I do not know that the emigrant in these days is a person very carefully and hospitably looked after at sea; but in my time the treatment he met with on shipboard—that is to say, the utter indifference to his comfort exhibited by owners and captains—rendered him the most miserable wretch afloat.
CHAPTER V.
HE SIGHTS A SHIP.
These three days of storm brought me into a tolerably close acquaintance with some of the hardships of the sailor’s life. Our cabin did not leak, yet somehow or other the deck of it was always damp, with a noise as of the bubbling of water under the bunks. The scuttles were incessantly under water, and all the light we had was imparted by the dingy flare of our malodorous coffee-pot-shaped lamp.

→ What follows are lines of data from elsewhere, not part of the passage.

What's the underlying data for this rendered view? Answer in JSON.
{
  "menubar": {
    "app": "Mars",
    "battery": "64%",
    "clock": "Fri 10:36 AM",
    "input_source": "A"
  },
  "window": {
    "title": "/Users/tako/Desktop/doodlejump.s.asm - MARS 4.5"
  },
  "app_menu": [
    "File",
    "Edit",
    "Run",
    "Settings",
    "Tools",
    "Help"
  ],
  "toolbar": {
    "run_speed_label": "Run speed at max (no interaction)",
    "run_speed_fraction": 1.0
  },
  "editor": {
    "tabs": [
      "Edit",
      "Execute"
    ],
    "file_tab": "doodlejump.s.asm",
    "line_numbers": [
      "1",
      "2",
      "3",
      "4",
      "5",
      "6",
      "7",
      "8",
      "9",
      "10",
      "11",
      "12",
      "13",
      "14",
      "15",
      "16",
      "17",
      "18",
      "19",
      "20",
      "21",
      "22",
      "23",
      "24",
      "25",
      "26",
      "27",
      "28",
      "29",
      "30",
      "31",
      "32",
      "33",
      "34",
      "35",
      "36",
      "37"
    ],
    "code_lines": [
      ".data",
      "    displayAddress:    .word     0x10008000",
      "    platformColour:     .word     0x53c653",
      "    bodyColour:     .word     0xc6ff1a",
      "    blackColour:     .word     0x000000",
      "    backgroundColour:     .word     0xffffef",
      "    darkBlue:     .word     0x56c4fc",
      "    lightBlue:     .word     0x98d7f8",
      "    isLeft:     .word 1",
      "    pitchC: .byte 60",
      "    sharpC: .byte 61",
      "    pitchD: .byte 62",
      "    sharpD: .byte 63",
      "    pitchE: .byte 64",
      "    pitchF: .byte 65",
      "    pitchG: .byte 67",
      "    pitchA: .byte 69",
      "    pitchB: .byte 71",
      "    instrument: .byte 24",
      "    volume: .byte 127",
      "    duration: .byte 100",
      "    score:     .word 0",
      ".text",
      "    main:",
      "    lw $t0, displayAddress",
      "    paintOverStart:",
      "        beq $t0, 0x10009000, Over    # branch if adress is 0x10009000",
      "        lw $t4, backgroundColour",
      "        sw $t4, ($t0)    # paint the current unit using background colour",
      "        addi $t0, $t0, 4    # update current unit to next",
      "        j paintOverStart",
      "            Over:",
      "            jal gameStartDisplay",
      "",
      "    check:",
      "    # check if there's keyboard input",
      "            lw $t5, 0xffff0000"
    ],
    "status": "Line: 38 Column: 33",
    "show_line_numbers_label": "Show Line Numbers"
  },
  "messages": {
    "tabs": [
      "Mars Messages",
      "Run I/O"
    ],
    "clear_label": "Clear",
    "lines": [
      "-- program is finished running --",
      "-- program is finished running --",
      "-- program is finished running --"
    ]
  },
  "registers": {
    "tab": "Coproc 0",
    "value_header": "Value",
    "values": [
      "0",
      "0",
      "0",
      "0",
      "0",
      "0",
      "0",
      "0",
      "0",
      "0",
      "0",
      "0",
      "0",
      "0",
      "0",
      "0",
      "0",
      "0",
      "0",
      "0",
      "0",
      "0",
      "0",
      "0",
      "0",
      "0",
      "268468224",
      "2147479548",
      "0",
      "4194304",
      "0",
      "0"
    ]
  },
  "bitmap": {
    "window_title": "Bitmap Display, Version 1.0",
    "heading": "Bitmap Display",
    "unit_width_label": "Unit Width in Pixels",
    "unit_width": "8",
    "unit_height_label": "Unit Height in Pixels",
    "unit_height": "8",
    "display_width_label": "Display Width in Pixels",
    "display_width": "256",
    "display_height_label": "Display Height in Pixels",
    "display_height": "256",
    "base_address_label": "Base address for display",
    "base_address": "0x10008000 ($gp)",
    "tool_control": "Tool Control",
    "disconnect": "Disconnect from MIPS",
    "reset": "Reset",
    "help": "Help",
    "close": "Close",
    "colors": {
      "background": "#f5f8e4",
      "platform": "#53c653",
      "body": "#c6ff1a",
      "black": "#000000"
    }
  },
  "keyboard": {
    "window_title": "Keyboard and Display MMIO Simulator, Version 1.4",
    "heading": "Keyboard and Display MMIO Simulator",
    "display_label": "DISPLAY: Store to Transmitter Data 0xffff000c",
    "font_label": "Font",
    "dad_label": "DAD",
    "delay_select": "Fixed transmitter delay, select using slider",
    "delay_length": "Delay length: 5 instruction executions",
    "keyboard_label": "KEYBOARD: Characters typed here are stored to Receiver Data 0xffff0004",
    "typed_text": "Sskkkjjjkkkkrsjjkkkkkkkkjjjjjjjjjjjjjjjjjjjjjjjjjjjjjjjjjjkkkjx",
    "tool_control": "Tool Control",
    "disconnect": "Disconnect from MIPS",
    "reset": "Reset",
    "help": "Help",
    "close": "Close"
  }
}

The food was perhaps the hardest part to my young stomach. Every midshipman’s father had been called upon to pay ten guineas mess money; yet I do not know that this ninety guineas obtained any stores for us, if it were not a cask or two of flour, a cask of sugar, a few dozens of pickles, and some cases of “preserved spuds,” as potatoes are called at sea. We were therefore thrown upon the ship’s stores, and fed as the sailors forward did. This I say was the hardest part to me, since, though my sickness had passed, my appetite had not recovered its old strength, and for a long time I was never hungry enough to eat with the least relish the greenish masses of salt pork, and the iron-hearted rounds and squares and cubes of salt horse, and the pans of lukewarm slush-flavoured water, at the bottom of which rolled a handful of peas, as digestible as musket-balls, and the dark-skinned puddings, compounded of the coarsest flour and the skimmings of the greasy water of the cook’s copper, which the lad who waited upon us would come staggering with from the galley, and place upon the narrow slip of table, scarce visible in our twilight.

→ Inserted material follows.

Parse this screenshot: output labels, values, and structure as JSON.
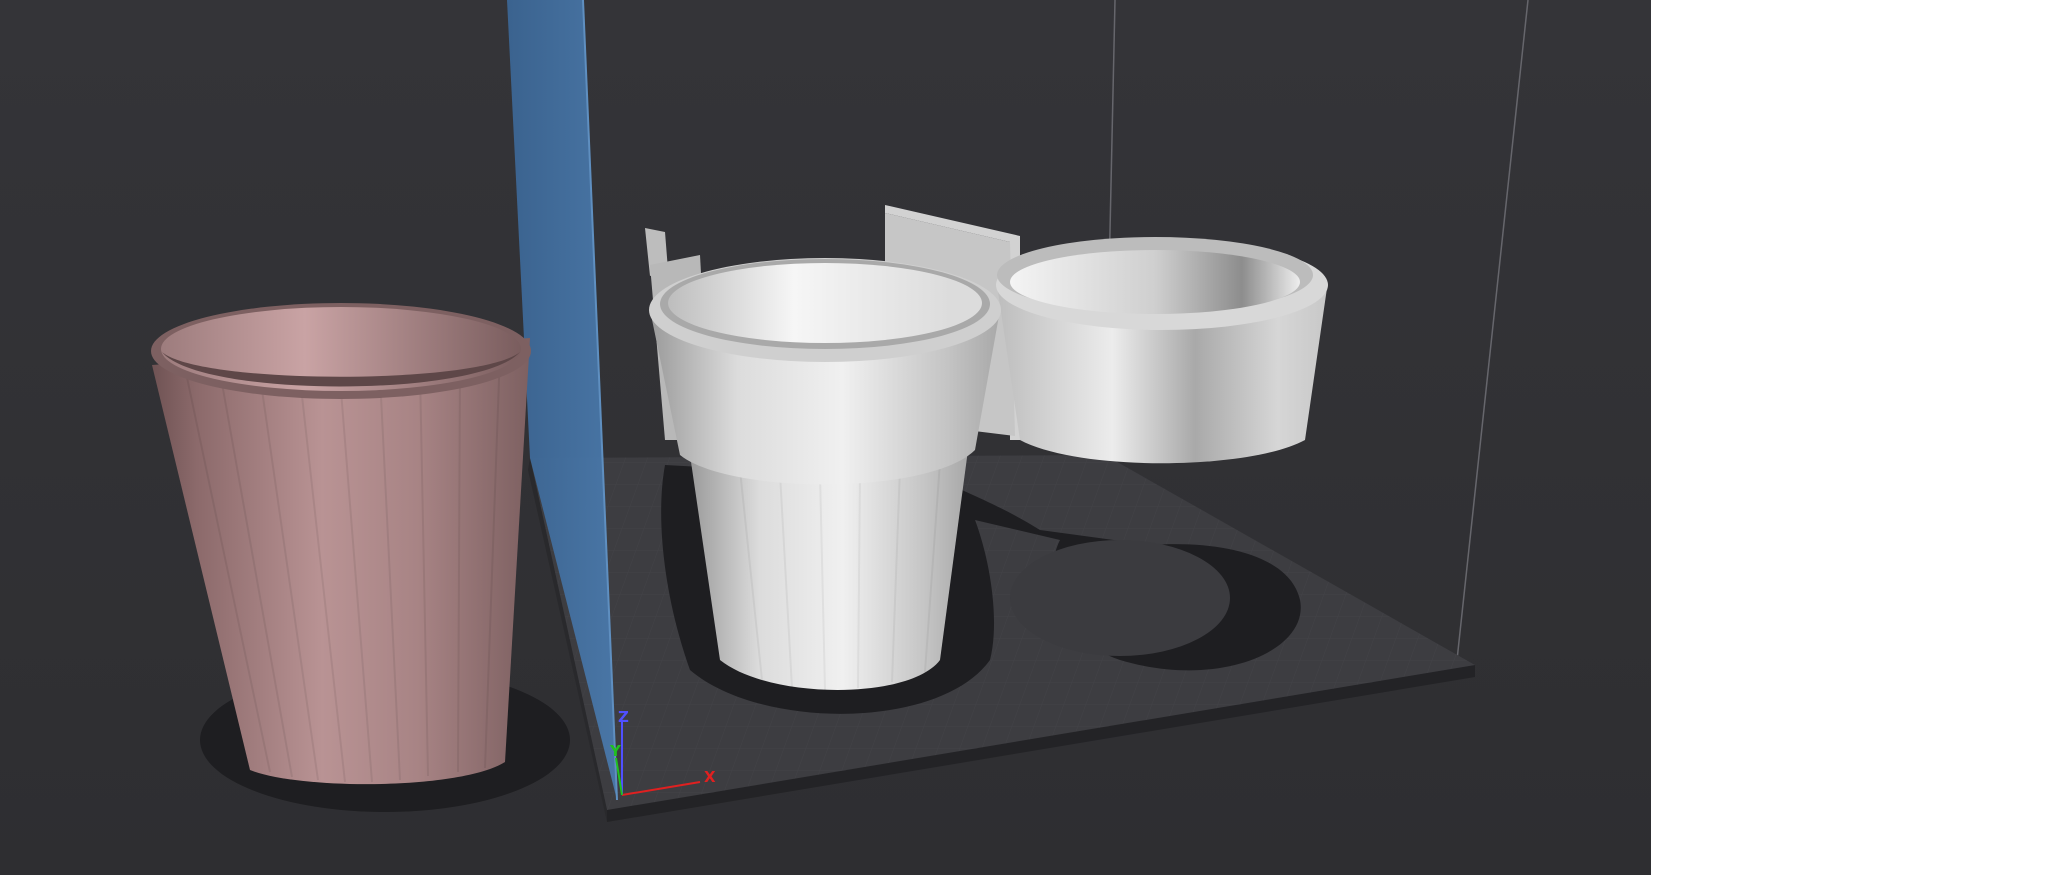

I believe I should have starved but for the biscuit, which was crisp and good, though Kennet, the long-nosed midshipman, endeavoured to cheer me by saying—
“Thtoph a bit, Rockafellah—wait till we’re a fortnight out, and then ththand by! They’ll be broaching the regular provithionth then, and if there don’t go a thcore of wormth to every chap’th bithcuith I’m a lobthter.”
The crying of children outside, the growling of men, and the shrill complaining of women combined with the crazy creaking and groaning of the fabric, so that it was very hard to get any sleep.
It was on the night of the day of my adventure in the mizzen-top that I stood my first watch. It was eight o’clock in the evening, and the moment after the last of the chimes of the bell on deck had been swept away by the gale, the four midshipmen who were in the starboard, or second mate’s watch, came bundling below. Their oilskins were streaming wet, and they blew upon their fingers’-ends as they entered the berth.